Да какие же у нас сердца, Господи?!
Работа в праздничный день
Воскресное утро. Солнце весело смотрит в окна, лучи его забираются в самые потаенные углы кухни, и особенно видны становятся скопления пыли и грязи. Зимними вечерами приходишь домой после работы, и таким уютным кажется собственный домик, таким милым и чистеньким. Но приходит воскресное утро… Вот так же и мы кажемся себе чистенькими и милыми — пока не взойдет в сердце солнце — Христос. Но это так, отступление.
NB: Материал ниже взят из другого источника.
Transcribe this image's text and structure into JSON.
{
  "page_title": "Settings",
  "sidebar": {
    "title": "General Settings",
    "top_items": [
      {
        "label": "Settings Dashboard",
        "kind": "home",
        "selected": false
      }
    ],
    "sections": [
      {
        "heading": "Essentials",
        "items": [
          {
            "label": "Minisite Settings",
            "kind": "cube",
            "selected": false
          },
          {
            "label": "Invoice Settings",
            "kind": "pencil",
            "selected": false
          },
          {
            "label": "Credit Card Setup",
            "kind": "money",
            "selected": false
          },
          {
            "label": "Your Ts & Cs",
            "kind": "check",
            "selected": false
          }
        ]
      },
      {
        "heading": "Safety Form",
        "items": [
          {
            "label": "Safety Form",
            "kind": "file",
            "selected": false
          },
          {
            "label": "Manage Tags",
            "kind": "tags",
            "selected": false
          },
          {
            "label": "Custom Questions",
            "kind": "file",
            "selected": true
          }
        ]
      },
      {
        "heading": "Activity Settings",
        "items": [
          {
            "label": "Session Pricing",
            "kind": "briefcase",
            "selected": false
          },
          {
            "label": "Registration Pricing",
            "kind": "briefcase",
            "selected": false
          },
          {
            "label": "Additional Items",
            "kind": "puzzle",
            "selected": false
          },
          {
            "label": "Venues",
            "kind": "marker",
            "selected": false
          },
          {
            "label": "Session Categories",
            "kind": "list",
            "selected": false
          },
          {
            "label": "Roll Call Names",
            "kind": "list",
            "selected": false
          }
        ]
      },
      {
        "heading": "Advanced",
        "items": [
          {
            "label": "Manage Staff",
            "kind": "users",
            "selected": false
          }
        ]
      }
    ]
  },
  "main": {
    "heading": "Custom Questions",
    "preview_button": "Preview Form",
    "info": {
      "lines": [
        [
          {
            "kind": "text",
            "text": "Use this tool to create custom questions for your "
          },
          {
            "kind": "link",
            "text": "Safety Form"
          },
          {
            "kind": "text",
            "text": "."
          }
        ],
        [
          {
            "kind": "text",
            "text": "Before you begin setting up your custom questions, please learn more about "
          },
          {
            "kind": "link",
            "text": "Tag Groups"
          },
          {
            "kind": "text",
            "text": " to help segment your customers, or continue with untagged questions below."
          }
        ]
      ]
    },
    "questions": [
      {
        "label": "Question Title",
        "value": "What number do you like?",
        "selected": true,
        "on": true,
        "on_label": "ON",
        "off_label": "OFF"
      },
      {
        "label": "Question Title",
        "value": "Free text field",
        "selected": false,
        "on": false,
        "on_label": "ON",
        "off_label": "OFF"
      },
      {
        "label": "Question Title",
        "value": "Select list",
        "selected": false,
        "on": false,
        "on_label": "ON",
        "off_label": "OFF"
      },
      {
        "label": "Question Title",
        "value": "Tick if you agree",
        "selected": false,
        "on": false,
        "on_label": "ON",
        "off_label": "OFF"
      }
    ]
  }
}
После службы устала. Да и воскресенье ведь, нельзя! Но — беру тряпку и быстренько так, по-детски, пока Господь не заметил — шарк-шарк по кухне. Мелкий мусор, который неизбежно появляется буквально в течение часа после уборки — заметаю под раковину — благо ножки у мебели высокие. Вспоминаю бабушку. Улыбаюсь. Так она меня и не отучила заметать мусор под рукомойник. Мысли привычно улетают туда, в Сибирь, в приземистый бревенчатый домик с крашеными скрипучими полами, большой ласковой печкой и рукомойником в углу кухни. Помню, мама с бабушкой тогда уехали ненадолго в гости. Город тот назывался Уш-Тобе, там тетушка жила. А нас, троих младших детей, оставили одних. Проинструктировали, само собой, пельменей налепили впрок, в кладовку вынесли на мороз. И масло там тоже хранилось сливочное. Его ножом невозможно было отрезать. Только отколоть кусочек, и оно так щелкало, откалываясь. Недаром говорят — мороз трескучий.